Representing Virginia at the Continental Congress
|Birthplace:||Elizabeth City Co. (Hampton), Va.|
|Education:||Informal, Law Studies. (Lawyer, Educator)|
|Work:||Admitted to the Bar in Virginia, 1746; Clerk of the committee on Privileges and Elections of the House of Burgesses, 1747; Attorney General of Virginia, 1753; Member of the House of Burgesses; 1755-65; Member of the Board of Visitors, William and Mary, 1761; Professor of Law, William and Mary, 1769-1789; Elected to Continental Congress, 1775-76; Speaker of the Virginia House, 1777-78; Judge of the Chancery Court of Virginia, 1789-1806|
|Died:||June 8, 1806|
George Wythe was one of the very most distinguished men of his age, yet due to his modesty and quiet dignity, we learn little about him from the history books. He was born in Elizabeth County Virginia, in 1726, of a wealthy agricultural family. His father died when George was three, but his mother, who was extraordinarily well educated for a woman of that day, tutored him in the classics in a manner that would take him far indeed. His mother died when he was still a teenager and his oldest brother, who took no interest in George, inherited the family property. George entered the college of William and Mary but was unable to keep up with the fees. He dropped out and then managed to secure a study of law at the office of a Stephen Dewey. His studies were so successful that he was admitted to the bar in Spottsylvania County in 1746, at the age of 20.
Everyone who came into contact with him was impressed. He was appointed clerk to the Committee which formed the rules of conduct and elections in the House of Burgesses in 1746. In 1753 the Royal Governor of Virginia made him Attorney General, to fill the shoes of Peyton Randolph while he traveled to England. In 1755 Wythe was elected to represent Williamsburg at the House of Burgesses. At that time, his oldest brother died, and he inherited the family farm. Wythe served in the House of Burgesses until it was dissolved, on the eve of the revolution.
His most valuable contribution to the new nation was his involvement in education. This began in 1761 when he was elected to the Board of Visitors at the College of William and Mary. Eight years later the man who could never gain a degree for want of the money to do it with, became America's first Professor of Law. His students included Thomas Jefferson, Henry Clay, James Monroe, John Marshal, and several dozen other distinguished public servants. He taught for twenty years and admitted to no greater love than that of forming young minds.

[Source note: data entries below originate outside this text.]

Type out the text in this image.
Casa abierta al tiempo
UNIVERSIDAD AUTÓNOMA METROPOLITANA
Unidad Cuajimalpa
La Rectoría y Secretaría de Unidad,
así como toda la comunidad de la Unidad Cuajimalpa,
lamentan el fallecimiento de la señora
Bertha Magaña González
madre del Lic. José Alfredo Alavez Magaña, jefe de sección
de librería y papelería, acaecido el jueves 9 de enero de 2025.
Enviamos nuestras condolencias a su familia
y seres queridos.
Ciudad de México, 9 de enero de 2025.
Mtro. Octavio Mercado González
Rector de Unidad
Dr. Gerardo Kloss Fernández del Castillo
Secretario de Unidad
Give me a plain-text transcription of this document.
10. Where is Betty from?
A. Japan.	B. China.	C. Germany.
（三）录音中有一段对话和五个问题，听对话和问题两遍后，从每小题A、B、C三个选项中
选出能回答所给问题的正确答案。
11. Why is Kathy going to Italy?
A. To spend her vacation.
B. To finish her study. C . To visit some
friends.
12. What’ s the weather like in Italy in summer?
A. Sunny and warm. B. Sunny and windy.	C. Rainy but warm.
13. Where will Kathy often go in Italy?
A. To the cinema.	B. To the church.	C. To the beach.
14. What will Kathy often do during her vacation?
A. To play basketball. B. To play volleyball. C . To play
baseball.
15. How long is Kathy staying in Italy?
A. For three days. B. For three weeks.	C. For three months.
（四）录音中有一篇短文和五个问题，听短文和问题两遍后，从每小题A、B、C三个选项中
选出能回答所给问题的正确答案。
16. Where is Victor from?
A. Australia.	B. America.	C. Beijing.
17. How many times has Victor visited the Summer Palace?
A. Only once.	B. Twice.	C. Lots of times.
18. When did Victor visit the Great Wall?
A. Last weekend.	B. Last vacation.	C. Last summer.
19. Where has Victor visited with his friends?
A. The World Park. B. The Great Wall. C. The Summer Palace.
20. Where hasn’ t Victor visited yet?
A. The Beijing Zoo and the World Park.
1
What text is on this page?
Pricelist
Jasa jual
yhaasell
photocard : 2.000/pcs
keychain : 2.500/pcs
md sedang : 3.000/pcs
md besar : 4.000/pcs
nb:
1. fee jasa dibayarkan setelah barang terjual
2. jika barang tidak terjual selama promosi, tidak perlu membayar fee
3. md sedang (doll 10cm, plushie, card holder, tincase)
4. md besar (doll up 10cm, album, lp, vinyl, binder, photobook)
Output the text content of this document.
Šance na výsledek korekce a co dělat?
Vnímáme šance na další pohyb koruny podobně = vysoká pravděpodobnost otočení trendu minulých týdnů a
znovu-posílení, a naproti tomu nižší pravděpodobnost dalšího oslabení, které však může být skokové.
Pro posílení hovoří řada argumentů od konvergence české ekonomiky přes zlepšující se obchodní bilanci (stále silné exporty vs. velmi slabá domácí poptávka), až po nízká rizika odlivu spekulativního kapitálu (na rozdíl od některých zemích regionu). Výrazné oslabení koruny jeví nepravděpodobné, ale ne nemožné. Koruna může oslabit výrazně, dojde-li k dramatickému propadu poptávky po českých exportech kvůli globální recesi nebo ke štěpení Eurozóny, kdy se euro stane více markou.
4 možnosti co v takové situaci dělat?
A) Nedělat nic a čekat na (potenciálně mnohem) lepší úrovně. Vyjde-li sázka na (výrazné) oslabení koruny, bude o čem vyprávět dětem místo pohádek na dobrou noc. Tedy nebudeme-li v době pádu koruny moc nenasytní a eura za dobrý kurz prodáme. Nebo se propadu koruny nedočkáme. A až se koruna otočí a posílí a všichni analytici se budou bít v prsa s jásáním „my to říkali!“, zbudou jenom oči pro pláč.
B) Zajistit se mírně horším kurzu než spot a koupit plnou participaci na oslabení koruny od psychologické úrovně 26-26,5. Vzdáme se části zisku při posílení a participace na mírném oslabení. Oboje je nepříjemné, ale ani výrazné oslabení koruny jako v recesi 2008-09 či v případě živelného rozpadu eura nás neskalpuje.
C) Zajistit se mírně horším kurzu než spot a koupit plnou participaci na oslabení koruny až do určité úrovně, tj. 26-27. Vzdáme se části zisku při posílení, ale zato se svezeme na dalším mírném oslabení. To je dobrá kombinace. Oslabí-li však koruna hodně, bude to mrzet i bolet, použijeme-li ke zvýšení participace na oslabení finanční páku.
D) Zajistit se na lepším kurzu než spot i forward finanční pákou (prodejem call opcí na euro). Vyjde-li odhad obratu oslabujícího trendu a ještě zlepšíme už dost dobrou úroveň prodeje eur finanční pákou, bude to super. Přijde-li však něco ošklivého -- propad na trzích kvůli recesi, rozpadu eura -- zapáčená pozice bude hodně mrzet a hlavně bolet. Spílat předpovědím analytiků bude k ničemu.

In 1775 Wythe was elected to attend the Continental Congress. He served for two years, voted in favor of the Resolution, and for the Declaration. In 1776 he was called back to Virginia in order to help form the new government. He was elected Speaker of the Virginia House of Delegates in 1777. The following year he was made one of the three Chancellors of the State of Virginia, a post that he served in for the rest of his life. George Wythe was revered as a man on great honor and integrity. He was a republican in all things, and a quiet abolitionist. He freed his slaves and made provisions for their support until they could earn a living for themselves. This ended in tragedy-and that tragedy would cost Wythe his own life. A young member of his family, on discovering that Wythe had conditionally willed part of the family property to his slaves, decided to enlarge his own share by poisoning them with arsenic. He incidentally murdered George Wythe in the process. Wythe died on June 8, 1806 at the age of 80.